L'histoire :
Au sud du Mexique, proche de la frontière guatémaltèque, Vasco étudie une carte étalée sur le capot de son pick-up. Il allume une pipe et a une quinte de toux. En reprenant la piste, il tombe rapidement sur un barrage. Deux soldats lui demandent de descendre du véhicule afin de vérifier son identité. Ils le questionnent sur sa destination. « La lagune Miramar » répond-il. Le gradé est dubitatif, les étrangers répondent toujours la même chose et on les retrouve dans le bastion zapatiste de La Realidad. Le visiteur part ensuite dans une digression comique au dépend de ces individus soupçonneux. Ils finissent par le laisser partir. Puis, cap sur… La Realidad. Nouveau contrôle à l'entrée du village, par les zapatistes cette fois. Vasco explique qu'il amène la voiture de liaison à la place de Fernando, qui n'a pu venir. Il a un laisser-passer qui prouve sa bonne foi. Depuis le haut du fossé qui borde la piste, un jeune homme demande où est Fernando. Il dit s'appeler Solin, un nom étrange qui s'accorde bien avec l'air rieur qui l'accompagne. Puis Vasco repart pour terminer la livraison. On lui demande d'attendre l'arrivée du responsable du campement, pendant que des hommes déchargent le pick-up. Soudain, un cri retentit « Soldats ! » et tout le village s'agite, pendant qu'une colonne militaire le traverse, prenant Vasco de cours. Un peu désorienté, il ne voit pas la jeune femme qui arrive dans son dos. Elle s'appelle Sylvia Rodriguez, comme la chanteuse, ce qui donne l'occasion d'une petite plaisanterie. Ils font connaissance sur un ton badin jusqu'au moment où elle pose une question qui le fait se remémorer des quelques jours plus tôt, à San Cristobal de la Casa, en compagnie de Leti, dernière maitresse officielle de Juan, son ami disparu depuis 6 ans…
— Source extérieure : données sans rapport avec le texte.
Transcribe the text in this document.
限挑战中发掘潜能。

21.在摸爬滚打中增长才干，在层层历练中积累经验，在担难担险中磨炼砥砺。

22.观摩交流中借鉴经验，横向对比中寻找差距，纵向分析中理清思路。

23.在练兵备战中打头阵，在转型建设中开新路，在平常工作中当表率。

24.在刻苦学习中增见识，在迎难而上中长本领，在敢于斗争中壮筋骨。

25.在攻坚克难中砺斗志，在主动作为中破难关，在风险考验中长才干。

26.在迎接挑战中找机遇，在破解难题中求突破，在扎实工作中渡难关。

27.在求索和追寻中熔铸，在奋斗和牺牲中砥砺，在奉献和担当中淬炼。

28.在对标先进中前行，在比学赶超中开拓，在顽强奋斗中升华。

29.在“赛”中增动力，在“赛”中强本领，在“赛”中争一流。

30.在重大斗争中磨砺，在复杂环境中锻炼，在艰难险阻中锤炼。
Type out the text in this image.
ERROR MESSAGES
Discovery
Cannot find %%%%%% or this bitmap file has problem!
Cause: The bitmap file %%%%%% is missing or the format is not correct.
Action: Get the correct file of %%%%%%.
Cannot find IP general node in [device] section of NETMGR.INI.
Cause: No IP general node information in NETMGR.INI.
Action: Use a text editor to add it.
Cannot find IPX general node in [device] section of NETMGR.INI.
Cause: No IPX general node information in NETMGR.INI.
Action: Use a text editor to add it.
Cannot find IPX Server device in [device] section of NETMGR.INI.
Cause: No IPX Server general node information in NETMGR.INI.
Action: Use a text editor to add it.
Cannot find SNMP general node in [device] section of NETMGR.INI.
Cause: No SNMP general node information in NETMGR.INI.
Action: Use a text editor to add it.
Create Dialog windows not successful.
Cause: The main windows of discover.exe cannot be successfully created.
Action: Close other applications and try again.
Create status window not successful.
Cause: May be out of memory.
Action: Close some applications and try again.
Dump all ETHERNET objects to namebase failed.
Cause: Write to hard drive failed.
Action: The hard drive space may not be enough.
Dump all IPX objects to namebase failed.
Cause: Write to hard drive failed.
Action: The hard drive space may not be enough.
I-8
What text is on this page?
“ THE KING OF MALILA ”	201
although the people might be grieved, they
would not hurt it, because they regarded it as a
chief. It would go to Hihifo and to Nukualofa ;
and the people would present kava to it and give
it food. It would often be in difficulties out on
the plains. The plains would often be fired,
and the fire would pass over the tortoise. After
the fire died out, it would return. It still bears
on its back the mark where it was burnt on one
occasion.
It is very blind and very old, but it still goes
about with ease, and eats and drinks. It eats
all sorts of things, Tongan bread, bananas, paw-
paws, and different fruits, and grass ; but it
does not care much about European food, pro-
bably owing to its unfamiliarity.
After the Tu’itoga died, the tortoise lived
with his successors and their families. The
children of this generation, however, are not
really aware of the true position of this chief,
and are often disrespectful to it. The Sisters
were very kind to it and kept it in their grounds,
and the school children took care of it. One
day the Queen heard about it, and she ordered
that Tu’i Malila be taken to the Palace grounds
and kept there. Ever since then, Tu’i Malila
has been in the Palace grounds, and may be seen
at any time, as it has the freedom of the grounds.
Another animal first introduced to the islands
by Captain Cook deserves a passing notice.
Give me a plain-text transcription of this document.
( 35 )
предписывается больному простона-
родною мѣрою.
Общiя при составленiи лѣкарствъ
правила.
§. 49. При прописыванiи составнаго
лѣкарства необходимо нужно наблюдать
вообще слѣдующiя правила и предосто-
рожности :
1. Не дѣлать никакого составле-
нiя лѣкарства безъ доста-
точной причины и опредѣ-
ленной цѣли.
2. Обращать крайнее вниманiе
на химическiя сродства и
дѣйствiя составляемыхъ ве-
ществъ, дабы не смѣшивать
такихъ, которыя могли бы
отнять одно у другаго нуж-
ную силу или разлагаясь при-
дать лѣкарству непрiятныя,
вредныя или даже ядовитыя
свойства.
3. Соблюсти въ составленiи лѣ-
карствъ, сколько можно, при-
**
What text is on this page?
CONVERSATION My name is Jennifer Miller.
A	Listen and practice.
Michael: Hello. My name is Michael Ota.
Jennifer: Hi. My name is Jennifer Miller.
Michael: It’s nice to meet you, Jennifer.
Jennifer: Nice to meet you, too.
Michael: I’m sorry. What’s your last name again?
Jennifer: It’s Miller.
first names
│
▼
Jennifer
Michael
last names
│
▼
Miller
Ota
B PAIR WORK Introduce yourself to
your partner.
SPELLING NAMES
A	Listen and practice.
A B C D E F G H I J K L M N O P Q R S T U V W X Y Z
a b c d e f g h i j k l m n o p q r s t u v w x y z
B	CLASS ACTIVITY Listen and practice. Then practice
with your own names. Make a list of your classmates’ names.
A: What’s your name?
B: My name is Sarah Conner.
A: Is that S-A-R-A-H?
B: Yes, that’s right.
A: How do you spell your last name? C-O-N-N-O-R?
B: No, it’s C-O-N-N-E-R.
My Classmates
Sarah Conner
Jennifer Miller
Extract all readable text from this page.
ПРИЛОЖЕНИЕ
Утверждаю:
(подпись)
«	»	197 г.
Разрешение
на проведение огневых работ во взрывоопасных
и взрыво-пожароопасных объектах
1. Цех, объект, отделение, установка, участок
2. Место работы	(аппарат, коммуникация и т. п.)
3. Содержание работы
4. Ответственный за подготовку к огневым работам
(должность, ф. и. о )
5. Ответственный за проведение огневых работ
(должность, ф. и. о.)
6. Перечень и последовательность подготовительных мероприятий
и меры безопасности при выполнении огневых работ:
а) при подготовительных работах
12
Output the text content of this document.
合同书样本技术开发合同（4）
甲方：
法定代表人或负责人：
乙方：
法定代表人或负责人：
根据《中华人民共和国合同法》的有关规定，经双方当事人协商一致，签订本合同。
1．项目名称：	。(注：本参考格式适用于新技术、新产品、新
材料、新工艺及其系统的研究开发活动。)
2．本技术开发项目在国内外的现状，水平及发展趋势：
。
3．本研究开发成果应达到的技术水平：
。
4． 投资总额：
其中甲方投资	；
Ce qu'on en pense sur la planète BD :
Les voyages de Juan Sans Terre nous emmènent en Amérique centrale, bastion du zapatisme, courant politique à la devise singulière: « Commander en obéissant ». Concept de l'extrême pour une démocratie, il a donné naissance au mouvement alter-mondialiste qui parcourt le monde depuis 1999. La pipe de Marcos, premier tome d'une série de quatre (à ce jour), pose le décor. Une zone sous surveillance militaire – puisque les zapatistes sont considérés comme des terroristes – où règne une ambiance qui transpire la méfiance. Des agents à la solde du gouvernement se font passer pour révolutionnaires, ce qui brouille sérieusement les cartes. Javier De Isusi, auteur et dessinateur de ce voyage initiatique (car c'en est un), emmène le lecteur dans une quête d'un réalisme manifeste, teinté de saillies qui flirtent avec le burlesque, là aussi inspirées d'expériences que l'on sent vécues. Vasco débarque dans ce monde qu'il lui est pour l'essentiel étranger, à la recherche de Juan Sans Terre, ami idéaliste dont il a perdu la trace depuis 6 ans. Objet de toutes les attentions en qualité de dernier arrivant à La Realidad, il se heurte à l'omerta locale et la suspicion de chacun. Pourtant, lui ne cache rien de sa recherche. Alors il commence à jouer le jeu imposé par les locaux, ce qui finira par porter ses fruits. Agrémenté d'une postface qui permet de mieux cerner les forces en présence, la manière de lire entre les mots et les non-dits qui ont cours dans ce maquis à ciel ouvert, c'est un projet ambitieux qui nous ouvre ses pages. La première étape passée avec succès laisse la perspective à une fabuleuse aventure humaine qui se poursuivra dans L'île de Jamais Jamais, second opus des voyages de Juan Sans Terre.